How do i draw a graph for this : y = sqrt (x2 -1) ? there seems to be no points in quadrant 2, why is this?
The thing is, for every negative x variable, you can square it and it will equal to a positive number (which will give you a point in quadrant 2). I have seen graphs for this equation, but there seems to be no points in quadrant 2, why is this?
Graph `y=sqrt(x^2-1)` :
If `f(x)=sqrt(x^2-1)` , note that `f(-x)=f(x)` , so the graph is symmetric about the y-axis. In other words, the graph has a mirror image over the y-axis. So if you can graph the function in the 1st quadrant, the graph in the 2nd quadrant is the reflection across the y-axis.
Note that the domain is `|x|>=1` and the range is `y>=0`
jerichorayel points out that this is a hyperbola; however this is incorrect since you had to square both sides -- this results in extraneous solutions, notable the half of the hyperbola in the lower quadrants.
Some graphing utilities may not accept negative inputs for x when taking the square root -- they would be unable to graph `y=sqrt(-x)` which is clearly the reflection of `y=sqrt(x)` across the x-axis. This is a limitation in their programming, not the way the graphs exist.

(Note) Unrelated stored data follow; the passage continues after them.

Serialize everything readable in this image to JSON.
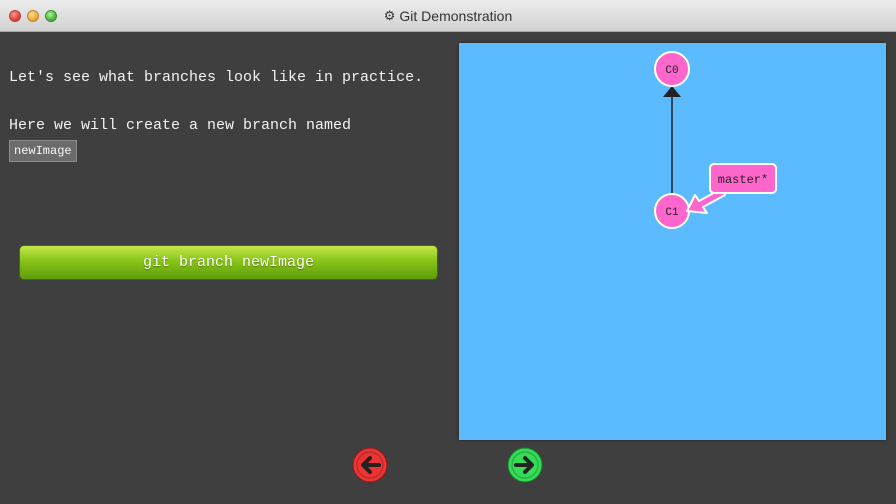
{
  "window": {
    "title": "Git Demonstration",
    "title_icon": "gear-icon"
  },
  "instructions": {
    "paragraph1": "Let's see what branches look like in practice.",
    "paragraph2": "Here we will create a new branch named",
    "code_chip": "newImage"
  },
  "command": {
    "label": "git branch newImage"
  },
  "graph": {
    "commits": [
      {
        "id": "C0"
      },
      {
        "id": "C1"
      }
    ],
    "branch": {
      "label": "master*",
      "target": "C1"
    }
  },
  "nav": {
    "prev_icon": "arrow-left-icon",
    "next_icon": "arrow-right-icon"
  },
  "colors": {
    "canvas_bg": "#5cbbff",
    "commit_fill": "#ff66cc",
    "branch_fill": "#ff66cc",
    "button_green": "#88c418",
    "prev_red": "#ee3333",
    "next_green": "#33dd55",
    "panel_bg": "#3f3f3f"
  }
}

you can rewrite the equation as
x^2 - y^2 = 1 and this is a hyperbola.
x = +/- 1 so you plot the points at x = 1 and -1
y = 0
this is the plot from wolfram alpha.
x^2 - Y^2 = 1 ---> ste y = 0 to get the intercepts
x^2 - 0 = 1
x = +/- 1
do the same for y, but there would be no real solution
since it would become sqrt(-1)
hope this helps.